Greg Jalbert is a writer and former Maine Guide who grew up along the Allagash River in northern Maine. He now lives in Colorado, where he writes about wilderness, family legacy and the cultural history of French-speaking communities in the St. John Valley.
In 2018, the Allagash Wilderness Waterway Foundation published “Storied Lands & Waters,” a document designed to honor the cultural and ecological legacy of the Allagash River. It was a chance to recognize those who carved out lives of meaning and permanence along its banks — Scots-Irish and Acadian-Québécois families who endured isolation, brutal winters and hard labor to build something lasting.

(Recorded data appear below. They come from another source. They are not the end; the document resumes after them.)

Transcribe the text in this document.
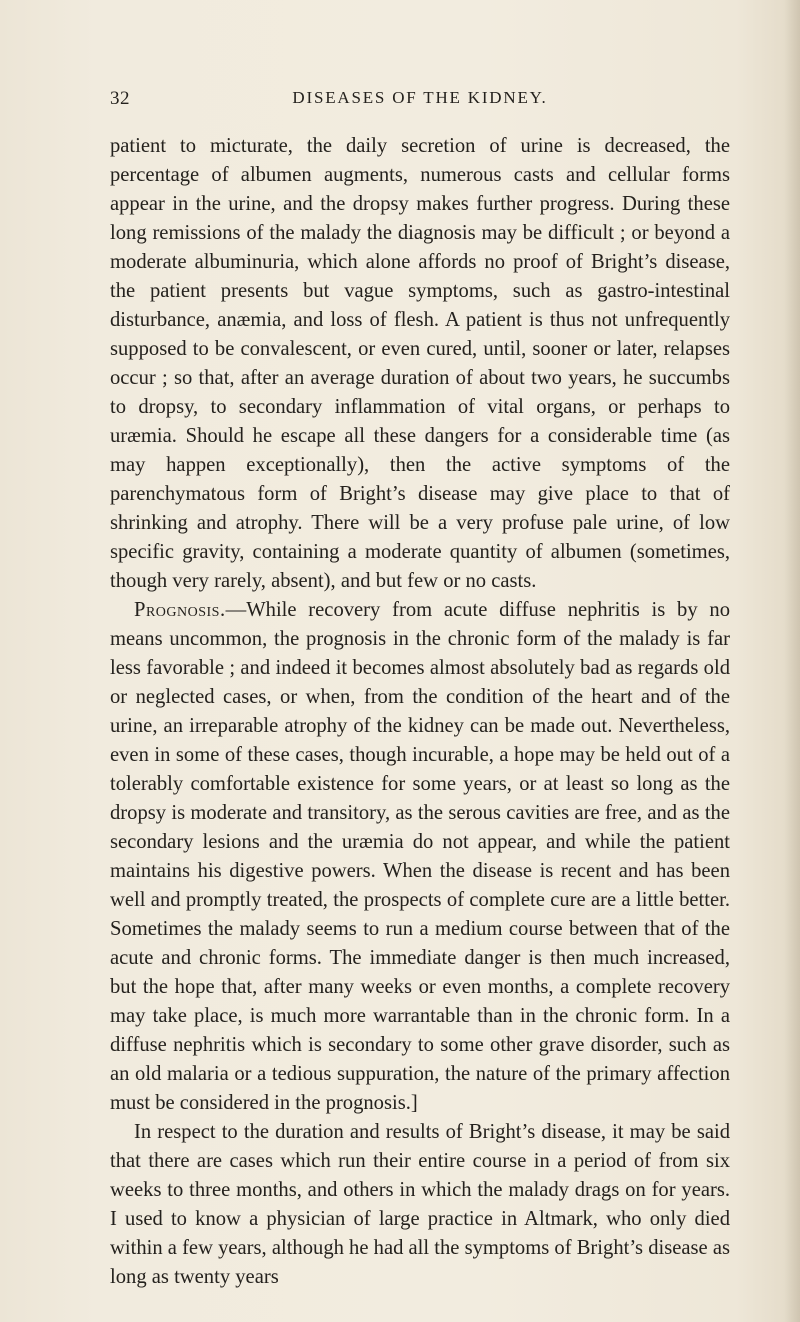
32	DISEASES OF THE KIDNEY.

patient to micturate, the daily secretion of urine is decreased, the percentage of albumen augments, numerous casts and cellular forms appear in the urine, and the dropsy makes further progress. During these long remissions of the malady the diagnosis may be difficult ; or beyond a moderate albuminuria, which alone affords no proof of Bright’s disease, the patient presents but vague symptoms, such as gastro-intestinal disturbance, anæmia, and loss of flesh. A patient is thus not unfrequently supposed to be convalescent, or even cured, until, sooner or later, relapses occur ; so that, after an average duration of about two years, he succumbs to dropsy, to secondary inflammation of vital organs, or perhaps to uræmia. Should he escape all these dangers for a considerable time (as may happen exceptionally), then the active symptoms of the parenchymatous form of Bright’s disease may give place to that of shrinking and atrophy. There will be a very profuse pale urine, of low specific gravity, containing a moderate quantity of albumen (sometimes, though very rarely, absent), and but few or no casts.

Prognosis.—While recovery from acute diffuse nephritis is by no means uncommon, the prognosis in the chronic form of the malady is far less favorable ; and indeed it becomes almost absolutely bad as regards old or neglected cases, or when, from the condition of the heart and of the urine, an irreparable atrophy of the kidney can be made out. Nevertheless, even in some of these cases, though incurable, a hope may be held out of a tolerably comfortable existence for some years, or at least so long as the dropsy is moderate and transitory, as the serous cavities are free, and as the secondary lesions and the uræmia do not appear, and while the patient maintains his digestive powers. When the disease is recent and has been well and promptly treated, the prospects of complete cure are a little better. Sometimes the malady seems to run a medium course between that of the acute and chronic forms. The immediate danger is then much increased, but the hope that, after many weeks or even months, a complete recovery may take place, is much more warrantable than in the chronic form. In a diffuse nephritis which is secondary to some other grave disorder, such as an old malaria or a tedious suppuration, the nature of the primary affection must be considered in the prognosis.]

In respect to the duration and results of Bright’s disease, it may be said that there are cases which run their entire course in a period of from six weeks to three months, and others in which the malady drags on for years. I used to know a physician of large practice in Altmark, who only died within a few years, although he had all the symptoms of Bright’s disease as long as twenty years
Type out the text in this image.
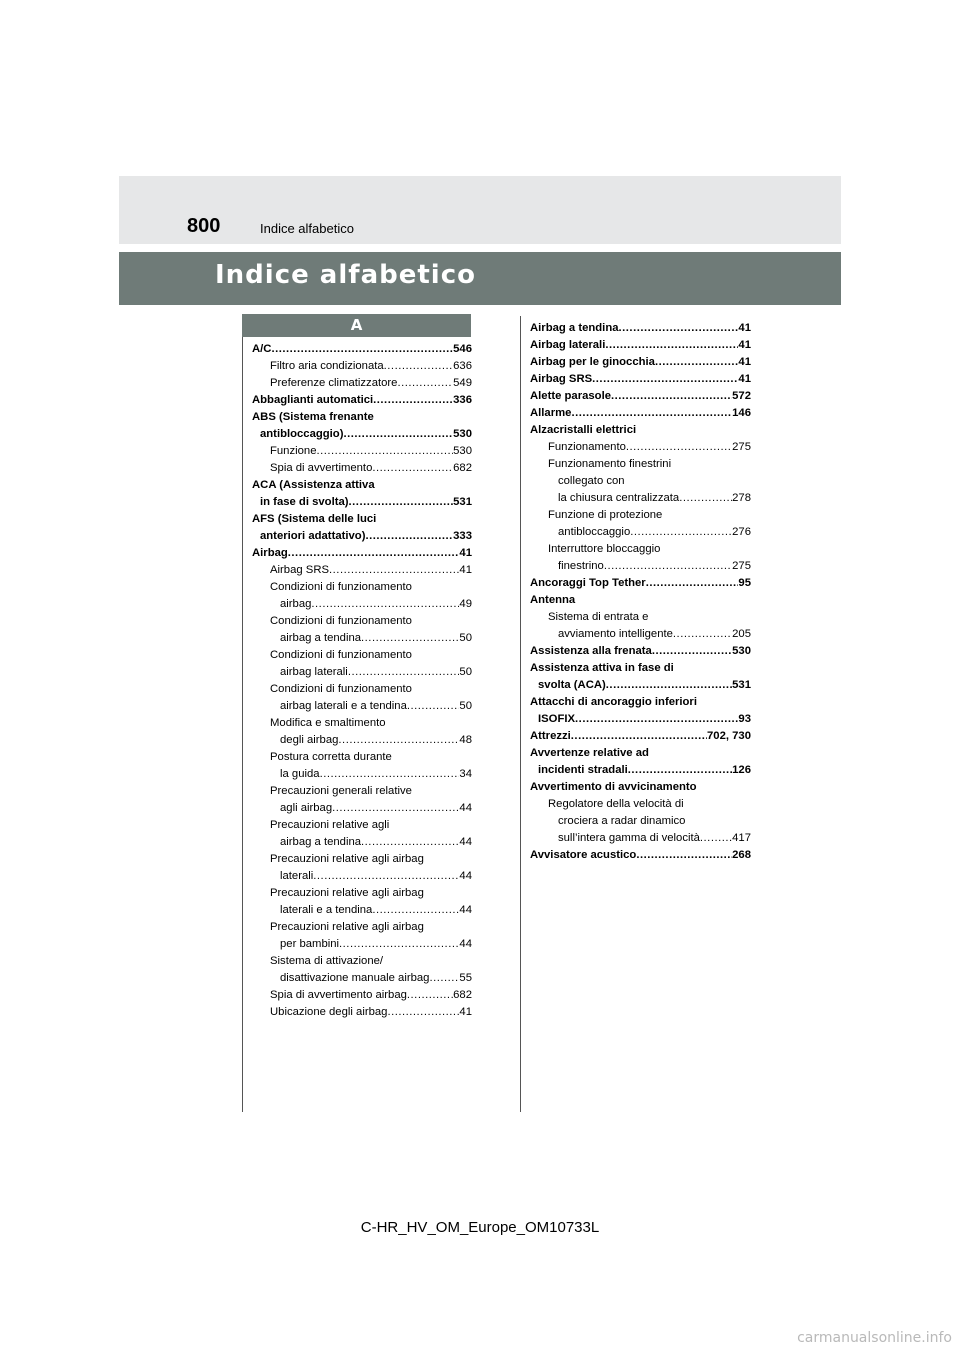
800	Indice alfabetico
Indice alfabetico
A
A/C .....	546
Filtro aria condizionata .....	636
Preferenze climatizzatore .....	549
Abbaglianti automatici .....	336
ABS (Sistema frenante
antibloccaggio) .....	530
Funzione .....	530
Spia di avvertimento .....	682
ACA (Assistenza attiva
in fase di svolta) .....	531
AFS (Sistema delle luci
anteriori adattativo) .....	333
Airbag .....	41
Airbag SRS .....	41
Condizioni di funzionamento
airbag .....	49
Condizioni di funzionamento
airbag a tendina .....	50
Condizioni di funzionamento
airbag laterali .....	50
Condizioni di funzionamento
airbag laterali e a tendina .....	50
Modifica e smaltimento
degli airbag .....	48
Postura corretta durante
la guida .....	34
Precauzioni generali relative
agli airbag .....	44
Precauzioni relative agli
airbag a tendina .....	44
Precauzioni relative agli airbag
laterali .....	44
Precauzioni relative agli airbag
laterali e a tendina .....	44
Precauzioni relative agli airbag
per bambini .....	44
Sistema di attivazione/
disattivazione manuale airbag .....	55
Spia di avvertimento airbag .....	682
Ubicazione degli airbag .....	41
Airbag a tendina .....	41
Airbag laterali .....	41
Airbag per le ginocchia .....	41
Airbag SRS .....	41
Alette parasole .....	572
Allarme .....	146
Alzacristalli elettrici
Funzionamento .....	275
Funzionamento finestrini
collegato con
la chiusura centralizzata .....	278
Funzione di protezione
antibloccaggio .....	276
Interruttore bloccaggio
finestrino .....	275
Ancoraggi Top Tether .....	95
Antenna
Sistema di entrata e
avviamento intelligente .....	205
Assistenza alla frenata .....	530
Assistenza attiva in fase di
svolta (ACA) .....	531
Attacchi di ancoraggio inferiori
ISOFIX .....	93
Attrezzi .....	702, 730
Avvertenze relative ad
incidenti stradali .....	126
Avvertimento di avvicinamento
Regolatore della velocità di
crociera a radar dinamico
sull’intera gamma di velocità .....	417
Avvisatore acustico .....	268
C-HR_HV_OM_Europe_OM10733L
carmanualsonline.info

My family was among hundreds of working-class immigrant families who wrestled a living from that raw, unforgiving wilderness. Brutal cold split rafters. Ice clawed through chinks. Hunger taught us thrift. Hard ground taught us patience. We forged tools from scrap, warmth from rock maple and meaning from silence.
The foundation’s publication echoes Maine’s callous indifference to immigrant odysseys, including 35 years of triumph and tragedy as my great-grandparents established a farm above Allagash Falls in 1870 — alongside Joseph’s brother Fleurent, Helen’s sister Susan and neighboring O’Learys and Moirs.
Their lives swung from joy to grief without warning. My grandfather, Willard Sr., recalled flying up a snow-packed tote road with his brothers in a sleigh harnessed to a bull moose. He was 5 when his mother called him and 10 siblings to her bedside as she lay dying from childbirth complications.
The document excludes the story of cultural heroes like my grandfather, who balanced on a black spruce log through the Long Lake Dam sluice gate — a 14-foot plunge — without losing his hat. He killed two charging bears with an ax. Lumber barons depended on him to lead log drives from the deep woods before water levels dropped and stranded timber up and down the river.
Later, he rose to legend as the “Old Guide,” running tent camps on Round Pond — outposts of canvas and cedar pitched at the mercy of storms and bears. The Old Guide earned barely enough for his family to scrape by — paid not in coin, but in solitude, in self-reliance and in the sacred trust of those he guided.
His sons — my father, Robert, and my uncle, Willard Jr. — returned from World War II like many in the St. John Valley: determined to lift their parents out of poverty and restore their dignity.
Without a lease the landowner refused to grant, they built sporting camps by sweat and grit. The Old Guide cut the trees, while the brothers dragged 500-pound logs down the ridge to the lakeshore. They ferried lumber, windows, doors, beds and stoves 30 miles upriver by canoe and outboard motor, portaging around Allagash Falls. What they built was a bloodline made visible. Dignity made permanent.
And yet “Storied Lands & Waters” makes no mention of Bob and Willard’s accomplishments, including working with U.S. Supreme Court Justice William O. Douglas and state lawmakers to balance scenic preservation with cultural continuity within a state park.
To erase my father and uncle — while ignoring my repeated efforts to correct the record — is more catastrophic than their tragic deaths: my father in a plane crash and my uncle in a car accident. The exclusion isn’t just editorial oversight. It’s a covert form of cultural extermination.
The foundation’s cultural assault stretches back more than a century. In the early 1900s, the Ku Klux Klan marched through French Catholic towns in Maine. In 1919, the state legislature criminalized the use of French in public schools.
For families like mine — Acadian, Québécois, Catholic — the law wasn’t just an attack on language. It was forced assimilation. Generations were mocked, punished and shamed out of our native tongue. The bridge between generations collapsed. Oral histories vanished.
As Milan Kundera wrote, “The struggle of man against power is the struggle of memory against forgetting.”
I apprenticed year-round with my father, uncle and grandfather. They taught me how to run a canoe and outboard along narrow channels, to stalk deer so quietly we startled the trees and to know by scent in the air when trout would rise. What I inherited wasn’t just skill. It was reverence.
Committed to preserving our cultural odyssey, I’m building a public archive — a living record rooted in film, letters, interviews, photographs and publications. Every family erased from the record should consider doing the same. Only by preserving our immigrant experience can we resist the violence of exclusion.
The Allagash runs through us still — cold, clear, eternal. It carries the memory of those who paddled canoes through mist, cast flies into shadowed pools and built lives farming hard ground, cutting timber and dedicating themselves to family. We remember. And we will not allow the world to forget us.